Re: CD's Unofficial Caption Contest #26
 
[nonentry]Okay, I've had a horrible cold and the cold medicine just may have influenced this entry. Either that or I just couldn't think of anything for this picture so I let my brain wander, a very scary thing to do, especially since once it wanders, it's hard to get it back.[/nonentry]

It was 38 minutes past high noon and the sun beat down like, well, like a very hot sun on a very hot day. The only things roaming were cell phones, and deer and antelope refused to play.

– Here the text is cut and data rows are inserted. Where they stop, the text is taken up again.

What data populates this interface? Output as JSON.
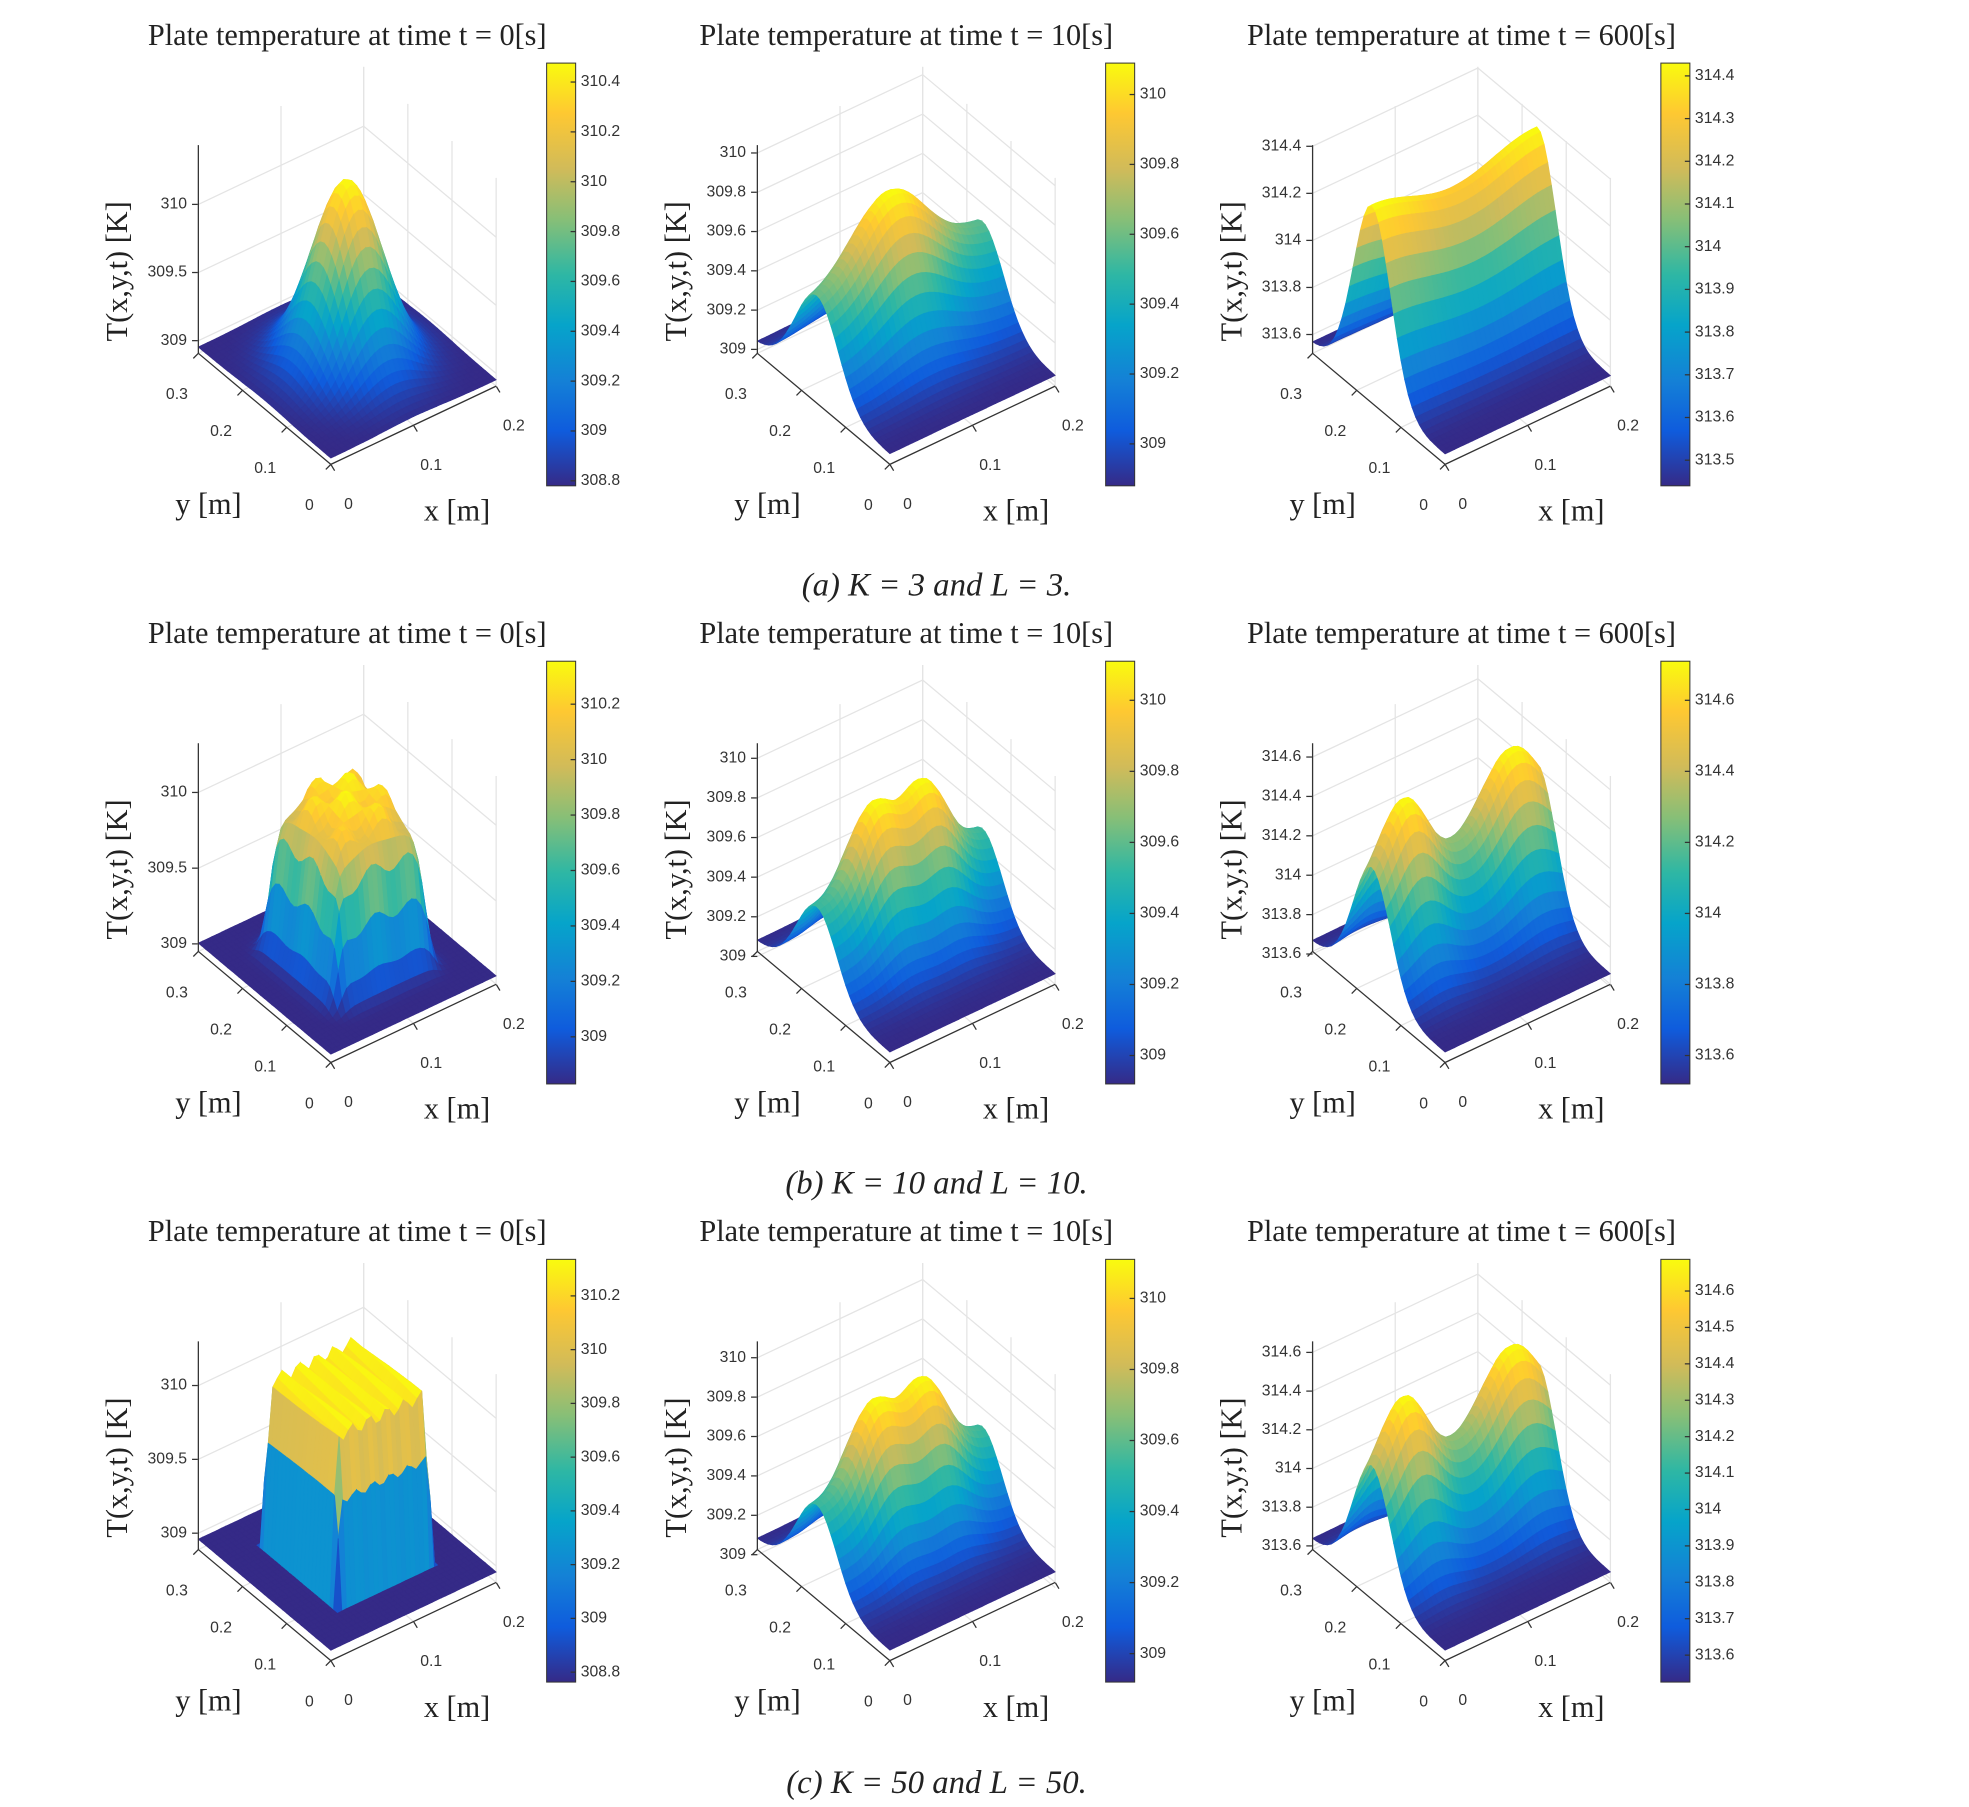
{
  "chart_data": [
    {
      "type": "surface",
      "title": "Plate temperature at time t = 0[s]",
      "x_label": "x [m]",
      "y_label": "y [m]",
      "z_label": "T(x,y,t) [K]",
      "xlim": [
        0,
        0.2
      ],
      "xticks": [
        0,
        0.1,
        0.2
      ],
      "ylim": [
        0,
        0.3
      ],
      "yticks": [
        0,
        0.1,
        0.2,
        0.3
      ],
      "zlim": [
        308.907,
        310.435
      ],
      "zticks": [
        309,
        309.5,
        310
      ],
      "colorbar": {
        "clim": [
          308.78,
          310.476
        ],
        "ticks": [
          308.8,
          309,
          309.2,
          309.4,
          309.6,
          309.8,
          310,
          310.2,
          310.4
        ]
      }
    },
    {
      "type": "surface",
      "title": "Plate temperature at time t = 10[s]",
      "x_label": "x [m]",
      "y_label": "y [m]",
      "z_label": "T(x,y,t) [K]",
      "xlim": [
        0,
        0.2
      ],
      "xticks": [
        0,
        0.1,
        0.2
      ],
      "ylim": [
        0,
        0.3
      ],
      "yticks": [
        0,
        0.1,
        0.2,
        0.3
      ],
      "zlim": [
        308.98,
        310.04
      ],
      "zticks": [
        309,
        309.2,
        309.4,
        309.6,
        309.8,
        310
      ],
      "colorbar": {
        "clim": [
          308.88,
          310.09
        ],
        "ticks": [
          309,
          309.2,
          309.4,
          309.6,
          309.8,
          310
        ]
      }
    },
    {
      "type": "surface",
      "title": "Plate temperature at time t = 600[s]",
      "x_label": "x [m]",
      "y_label": "y [m]",
      "z_label": "T(x,y,t) [K]",
      "xlim": [
        0,
        0.2
      ],
      "xticks": [
        0,
        0.1,
        0.2
      ],
      "ylim": [
        0,
        0.3
      ],
      "yticks": [
        0,
        0.1,
        0.2,
        0.3
      ],
      "zlim": [
        313.52,
        314.405
      ],
      "zticks": [
        313.6,
        313.8,
        314,
        314.2,
        314.4
      ],
      "colorbar": {
        "clim": [
          313.44,
          314.43
        ],
        "ticks": [
          313.5,
          313.6,
          313.7,
          313.8,
          313.9,
          314,
          314.1,
          314.2,
          314.3,
          314.4
        ]
      }
    },
    {
      "type": "surface",
      "title": "Plate temperature at time t = 0[s]",
      "x_label": "x [m]",
      "y_label": "y [m]",
      "z_label": "T(x,y,t) [K]",
      "xlim": [
        0,
        0.2
      ],
      "xticks": [
        0,
        0.1,
        0.2
      ],
      "ylim": [
        0,
        0.3
      ],
      "yticks": [
        0,
        0.1,
        0.2,
        0.3
      ],
      "zlim": [
        308.95,
        310.325
      ],
      "zticks": [
        309,
        309.5,
        310
      ],
      "colorbar": {
        "clim": [
          308.83,
          310.355
        ],
        "ticks": [
          309,
          309.2,
          309.4,
          309.6,
          309.8,
          310,
          310.2
        ]
      }
    },
    {
      "type": "surface",
      "title": "Plate temperature at time t = 10[s]",
      "x_label": "x [m]",
      "y_label": "y [m]",
      "z_label": "T(x,y,t) [K]",
      "xlim": [
        0,
        0.2
      ],
      "xticks": [
        0,
        0.1,
        0.2
      ],
      "ylim": [
        0,
        0.3
      ],
      "yticks": [
        0,
        0.1,
        0.2,
        0.3
      ],
      "zlim": [
        309.025,
        310.076
      ],
      "zticks": [
        309,
        309.2,
        309.4,
        309.6,
        309.8,
        310
      ],
      "colorbar": {
        "clim": [
          308.92,
          310.11
        ],
        "ticks": [
          309,
          309.2,
          309.4,
          309.6,
          309.8,
          310
        ]
      }
    },
    {
      "type": "surface",
      "title": "Plate temperature at time t = 600[s]",
      "x_label": "x [m]",
      "y_label": "y [m]",
      "z_label": "T(x,y,t) [K]",
      "xlim": [
        0,
        0.2
      ],
      "xticks": [
        0,
        0.1,
        0.2
      ],
      "ylim": [
        0,
        0.3
      ],
      "yticks": [
        0,
        0.1,
        0.2,
        0.3
      ],
      "zlim": [
        313.613,
        314.67
      ],
      "zticks": [
        313.6,
        313.8,
        314,
        314.2,
        314.4,
        314.6
      ],
      "colorbar": {
        "clim": [
          313.52,
          314.71
        ],
        "ticks": [
          313.6,
          313.8,
          314,
          314.2,
          314.4,
          314.6
        ]
      }
    },
    {
      "type": "surface",
      "title": "Plate temperature at time t = 0[s]",
      "x_label": "x [m]",
      "y_label": "y [m]",
      "z_label": "T(x,y,t) [K]",
      "xlim": [
        0,
        0.2
      ],
      "xticks": [
        0,
        0.1,
        0.2
      ],
      "ylim": [
        0,
        0.3
      ],
      "yticks": [
        0,
        0.1,
        0.2,
        0.3
      ],
      "zlim": [
        308.889,
        310.299
      ],
      "zticks": [
        309,
        309.5,
        310
      ],
      "colorbar": {
        "clim": [
          308.763,
          310.336
        ],
        "ticks": [
          308.8,
          309,
          309.2,
          309.4,
          309.6,
          309.8,
          310,
          310.2
        ]
      }
    },
    {
      "type": "surface",
      "title": "Plate temperature at time t = 10[s]",
      "x_label": "x [m]",
      "y_label": "y [m]",
      "z_label": "T(x,y,t) [K]",
      "xlim": [
        0,
        0.2
      ],
      "xticks": [
        0,
        0.1,
        0.2
      ],
      "ylim": [
        0,
        0.3
      ],
      "yticks": [
        0,
        0.1,
        0.2,
        0.3
      ],
      "zlim": [
        309.026,
        310.083
      ],
      "zticks": [
        309,
        309.2,
        309.4,
        309.6,
        309.8,
        310
      ],
      "colorbar": {
        "clim": [
          308.92,
          310.11
        ],
        "ticks": [
          309,
          309.2,
          309.4,
          309.6,
          309.8,
          310
        ]
      }
    },
    {
      "type": "surface",
      "title": "Plate temperature at time t = 600[s]",
      "x_label": "x [m]",
      "y_label": "y [m]",
      "z_label": "T(x,y,t) [K]",
      "xlim": [
        0,
        0.2
      ],
      "xticks": [
        0,
        0.1,
        0.2
      ],
      "ylim": [
        0,
        0.3
      ],
      "yticks": [
        0,
        0.1,
        0.2,
        0.3
      ],
      "zlim": [
        313.581,
        314.657
      ],
      "zticks": [
        313.6,
        313.8,
        314,
        314.2,
        314.4,
        314.6
      ],
      "colorbar": {
        "clim": [
          313.526,
          314.687
        ],
        "ticks": [
          313.6,
          313.7,
          313.8,
          313.9,
          314,
          314.1,
          314.2,
          314.3,
          314.4,
          314.5,
          314.6
        ]
      }
    }
  ],
  "captions": [
    "(a) K = 3 and L = 3.",
    "(b) K = 10 and L = 10.",
    "(c) K = 50 and L = 50."
  ]
}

As Cathy, the schoolmarm cried on the sidelines, the two gunslingers faced each other, grit and determination showing clearly on their faces.

Dave the Kid: “I’m looking for the man who shot my Paw.”
Wild Heidi Hickock: “I shot Liberty Valance.”
Dave the Kid: “This town ain’t big enough for the both of us.”
Wild Heidi Hickock: “Then I suggest you get the heck out of Dodge.”
Dave the Kid: “I thought we were in Herndon… I mean: Are you going to pull those pistols or whistle Dixie?”
Wild Heidi Hickock: “I warn you, I’ve got the fastest guns in the West.”
Dave the Kid: “But we’re in the South.”
Wild Heidi Hickock: “Look, will you just stick to the script? Now I don’t wanna to kill you and you don’t wanna to be dead.”
Dave the Kid: “Script? You’re just stealing lines from old spaghetti westerns to create this… this monstrosity, this Ramen Noodle Western…”

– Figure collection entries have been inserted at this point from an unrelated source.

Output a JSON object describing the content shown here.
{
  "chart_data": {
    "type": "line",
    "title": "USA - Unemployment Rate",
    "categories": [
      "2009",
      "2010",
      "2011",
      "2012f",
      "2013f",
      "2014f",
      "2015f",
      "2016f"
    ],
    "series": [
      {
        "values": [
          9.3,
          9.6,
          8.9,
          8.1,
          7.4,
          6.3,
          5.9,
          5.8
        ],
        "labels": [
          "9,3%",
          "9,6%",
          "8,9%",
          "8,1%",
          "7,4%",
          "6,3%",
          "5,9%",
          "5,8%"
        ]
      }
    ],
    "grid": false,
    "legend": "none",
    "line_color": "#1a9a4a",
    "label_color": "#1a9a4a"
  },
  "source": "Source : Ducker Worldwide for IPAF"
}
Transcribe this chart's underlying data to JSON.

It could never be determined who fired first, but the Ok Corral was never okay again.

Squirrelrock 05-01-2005 00:45

Re: CD's Unofficial Caption Contest #26
 
What happens to Dave when he gets gis bands and lyrics missed up:

"Squirt me again, I ain't dead yet!"



-----------------------------
Come on, Dave!
We need more lyrics!
(I'll bring you fresh KK doughnuts at VCU's regional! :D )

Bcahn836 05-01-2005 18:54

Re: CD's Unofficial Caption Contest #26
 
I guess thats what happens when you tease Dave about his Hawaiian shirts

Squirrelrock 05-01-2005 20:08

Re: CD's Unofficial Caption Contest #26
 
Quote:

Originally Posted by Squirrelrock
What happens to Dave when he gets gis bands and lyrics missed up:

"Squirt me again, I ain't dead yet!"



-----------------------------
Come on, Dave!
We need more lyrics!
(I'll bring you fresh KK doughnuts at VCU's regional! :D )

<nonentry>I meant *HIS, not gis. oh well. </nonentry>

DCA Fan 06-01-2005 19:43

Re: CD's Unofficial Caption Contest #26
 
Dave- Looks like I've finally got you where I want you Heidi... *evil laugh*

Heidi- NOOO!! Please! I won't touch Photoshop ever again! I promise! AHHHH!!!!

tkwetzel 06-01-2005 19:51

Re: CD's Unofficial Caption Contest #26
 
Dave's thoughts: "I can have fun torturing her all I want and little does she know that I hired the 116 'bratlings' to toss her in the pool when I'm done with her.